While today was nearly summerish here in New England - mid-70's and sunny - yesterday was cloudy, misty, cool, and later in the evening when the temperature crept up from the mid-50's to the 60's, a bit foggy. And I loved it! I love that first brisk fall day, when you walk outside, particularly if it's in the evening, and you get goosebumps. Funny thing about goosebumps - whether you get them from being chilly or being spooked, they leave you with the same feeling. Excited, on edge, a little uncomfortable and maybe a little giddy at the same time. You know, like how some people laugh when they're nervous? I love it.
And today I was just a bit spooked. Last night I was awoken a few times but the hooting of an owl. Owls are cool - I actually saw one perched on a tree branch at twilight once - but this time of year, with the chill in the air, scary movies on television and Halloween approaching, I remembered that owls can be a predictor of death.
So, to protect my family, my friends, my pets, I decided that perhaps a pumpkin sacrifice was in order. Besides, Lissaloo was looking for tips on making her own pumpkin puree...
(Insert scary psycho slasher sound effect here)
"EEEE! EEE! EEEEE!"
First, one must acquire one's victims..I mean, pumpkins! I picked up three sugar pumpkins today. These are the ones best suited for eating, in my opinion, although I have chopped up and roasted carving pumpkins. Just not the huge blue-ribbon, need-a-crane-to-lift pumpkins at the county fair. I just don't have the counter space for those.
Start by cutting them in half. I like to start at the top...
Next you clean out the entrails, I mean...well, yeah, entrails, but there's no blood. Save those precious seeds! We have plans for them later...Mwah-ha-ha-hahah!
When you've got them pretty much out, scrape the inside of the pumpkin cavity with a spoon - just to get the real tough stringy bits out. Don't work too hard though, because pumpkin flesh is pretty fibrous and stringy anyway.
Next, cut up the pumpkin into manageable pieces - I like them to cook a little quicker, so I cut them into a bout three or four inch chunks. You could actually just place the pumpkin halves, cut side down, on a baking sheet. But you know how I love my knife...
Place them on a baking sheet, and sprinkle a little water over them - maybe like 1/4 cup for this whole sheet. Some people cover in foil to, in effect, steam the pumpkin. But this works too. You could also just boil the pumpkin, but you'll lose a lot of nutrients and flavor in the water.
I guess. I don't know, I just made that up, but it makes sense, don't it? Besides, roasting gives it such nice flavor.
Remove from the oven and let cool until you can handle the pumpkin, then you'll want to remove the flesh from the skin. And as the saying goes, there's more than one way to skin a pumpkin! Scrape the flesh from the skin with a spoon...
(Blurry picture - use your imagination here!)
Some pieces you may find that you can peel the skin right off with your fingers. You decide what works best for you when you do yours.

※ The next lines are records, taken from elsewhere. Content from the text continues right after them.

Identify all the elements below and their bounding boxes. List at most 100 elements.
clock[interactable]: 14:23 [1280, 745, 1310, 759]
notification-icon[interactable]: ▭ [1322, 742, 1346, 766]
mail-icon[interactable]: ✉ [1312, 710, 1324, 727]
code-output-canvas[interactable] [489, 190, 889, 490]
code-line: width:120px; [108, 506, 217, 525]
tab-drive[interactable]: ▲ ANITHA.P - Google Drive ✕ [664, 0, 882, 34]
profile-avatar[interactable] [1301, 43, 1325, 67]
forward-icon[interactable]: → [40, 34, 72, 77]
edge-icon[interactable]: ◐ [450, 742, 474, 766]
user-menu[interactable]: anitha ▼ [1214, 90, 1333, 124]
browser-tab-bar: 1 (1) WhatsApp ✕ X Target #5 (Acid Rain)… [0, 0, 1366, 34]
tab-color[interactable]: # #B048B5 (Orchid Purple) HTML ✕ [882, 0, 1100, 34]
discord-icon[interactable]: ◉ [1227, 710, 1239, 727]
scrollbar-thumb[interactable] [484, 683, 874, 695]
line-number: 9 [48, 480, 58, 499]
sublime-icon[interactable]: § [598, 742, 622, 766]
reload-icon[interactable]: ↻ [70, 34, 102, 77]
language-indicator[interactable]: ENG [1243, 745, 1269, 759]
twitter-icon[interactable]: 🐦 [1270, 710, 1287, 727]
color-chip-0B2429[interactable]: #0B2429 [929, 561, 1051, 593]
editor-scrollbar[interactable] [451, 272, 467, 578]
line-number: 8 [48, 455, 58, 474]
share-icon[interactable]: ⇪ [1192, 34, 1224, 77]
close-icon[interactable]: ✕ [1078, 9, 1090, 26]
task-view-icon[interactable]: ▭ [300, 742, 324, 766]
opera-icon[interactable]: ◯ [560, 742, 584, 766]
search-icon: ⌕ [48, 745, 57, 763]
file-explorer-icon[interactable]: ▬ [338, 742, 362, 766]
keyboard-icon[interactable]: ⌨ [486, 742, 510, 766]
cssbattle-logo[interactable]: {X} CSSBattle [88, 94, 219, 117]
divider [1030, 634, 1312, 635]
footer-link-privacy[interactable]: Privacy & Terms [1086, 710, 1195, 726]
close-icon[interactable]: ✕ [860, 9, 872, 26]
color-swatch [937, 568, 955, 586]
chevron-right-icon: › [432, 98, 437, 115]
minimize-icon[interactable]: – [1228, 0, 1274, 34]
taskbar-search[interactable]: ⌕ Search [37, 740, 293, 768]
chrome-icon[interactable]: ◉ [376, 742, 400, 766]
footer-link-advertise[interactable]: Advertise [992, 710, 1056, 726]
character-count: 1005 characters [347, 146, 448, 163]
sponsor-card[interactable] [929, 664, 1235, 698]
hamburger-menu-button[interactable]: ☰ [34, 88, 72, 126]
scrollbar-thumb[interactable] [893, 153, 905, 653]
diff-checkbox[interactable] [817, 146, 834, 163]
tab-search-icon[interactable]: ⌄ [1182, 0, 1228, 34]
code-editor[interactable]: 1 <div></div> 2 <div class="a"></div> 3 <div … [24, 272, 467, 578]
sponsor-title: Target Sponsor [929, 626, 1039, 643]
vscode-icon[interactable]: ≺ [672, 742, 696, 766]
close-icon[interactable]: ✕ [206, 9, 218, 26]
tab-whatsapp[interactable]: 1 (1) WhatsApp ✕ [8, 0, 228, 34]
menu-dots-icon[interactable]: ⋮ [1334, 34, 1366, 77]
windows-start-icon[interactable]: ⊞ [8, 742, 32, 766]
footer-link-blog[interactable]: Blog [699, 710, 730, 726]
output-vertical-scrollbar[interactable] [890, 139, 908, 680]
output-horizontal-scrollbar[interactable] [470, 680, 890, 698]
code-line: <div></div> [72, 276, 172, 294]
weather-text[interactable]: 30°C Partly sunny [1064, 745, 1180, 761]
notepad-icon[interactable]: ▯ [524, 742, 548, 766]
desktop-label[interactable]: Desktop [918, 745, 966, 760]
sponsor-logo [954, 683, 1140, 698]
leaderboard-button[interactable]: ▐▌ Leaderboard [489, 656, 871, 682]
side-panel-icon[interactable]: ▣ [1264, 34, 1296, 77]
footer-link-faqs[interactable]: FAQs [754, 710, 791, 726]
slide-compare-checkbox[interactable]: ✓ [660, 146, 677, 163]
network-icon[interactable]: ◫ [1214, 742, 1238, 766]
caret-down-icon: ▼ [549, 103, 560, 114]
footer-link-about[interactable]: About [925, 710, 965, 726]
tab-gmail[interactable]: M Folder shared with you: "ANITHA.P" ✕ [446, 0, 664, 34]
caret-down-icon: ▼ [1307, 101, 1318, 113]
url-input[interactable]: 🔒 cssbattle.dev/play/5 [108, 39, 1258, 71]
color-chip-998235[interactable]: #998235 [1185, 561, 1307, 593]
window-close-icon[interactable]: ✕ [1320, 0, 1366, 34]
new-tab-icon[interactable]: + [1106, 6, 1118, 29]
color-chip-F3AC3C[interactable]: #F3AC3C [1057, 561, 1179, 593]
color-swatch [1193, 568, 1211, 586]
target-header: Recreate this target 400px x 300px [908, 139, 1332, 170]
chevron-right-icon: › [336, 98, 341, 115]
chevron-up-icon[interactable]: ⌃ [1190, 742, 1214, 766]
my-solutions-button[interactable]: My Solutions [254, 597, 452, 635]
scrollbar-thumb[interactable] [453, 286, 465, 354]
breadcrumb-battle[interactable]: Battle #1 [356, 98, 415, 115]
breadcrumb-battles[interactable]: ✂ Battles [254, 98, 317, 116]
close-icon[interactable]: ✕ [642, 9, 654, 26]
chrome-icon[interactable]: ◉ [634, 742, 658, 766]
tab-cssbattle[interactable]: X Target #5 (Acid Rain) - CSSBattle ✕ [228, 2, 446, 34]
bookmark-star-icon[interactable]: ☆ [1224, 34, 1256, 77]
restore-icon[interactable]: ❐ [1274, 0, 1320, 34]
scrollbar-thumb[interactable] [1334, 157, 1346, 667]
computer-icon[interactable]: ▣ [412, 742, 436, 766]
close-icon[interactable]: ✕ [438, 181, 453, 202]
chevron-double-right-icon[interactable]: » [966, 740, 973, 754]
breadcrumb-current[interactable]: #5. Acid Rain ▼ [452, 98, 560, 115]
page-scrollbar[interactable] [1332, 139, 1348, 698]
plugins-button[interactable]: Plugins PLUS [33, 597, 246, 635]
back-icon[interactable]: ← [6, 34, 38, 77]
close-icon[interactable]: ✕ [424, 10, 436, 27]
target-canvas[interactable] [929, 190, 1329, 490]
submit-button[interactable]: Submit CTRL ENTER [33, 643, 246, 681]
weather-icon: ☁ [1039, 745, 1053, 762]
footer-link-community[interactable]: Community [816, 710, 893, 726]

And you should end up with this - this was one and a half pumpkins. I kept one half raw to use in a different recipe, and I made the third one watch the carnage. Mwah-ha-ha-haha!
Next, cut any big pieces into smaller chunks and toss into a food processor. Since we roasted, these pieced are a bit dried out, so we need to add some water - just enough to make the pumpkin into puree. I used 1/4 cup per batch, and this yielded three processing batches.
Puree for twenty seconds or so, scraping down the sides and/or adding more water if necessary, until you've reached the desired consistency.
Now, do I think there's anything wrong with the canned stuff?
Not really. I've used it many a time. But I think I do prefer the fresh kind. I just like the flavor better.
This freezes beautifully - in plastic zipper bags or if you have one, a Seal-A-Meal or Foodsaver kind of thing.
But I didn't do that today...I have big plans for my pumpkin puree!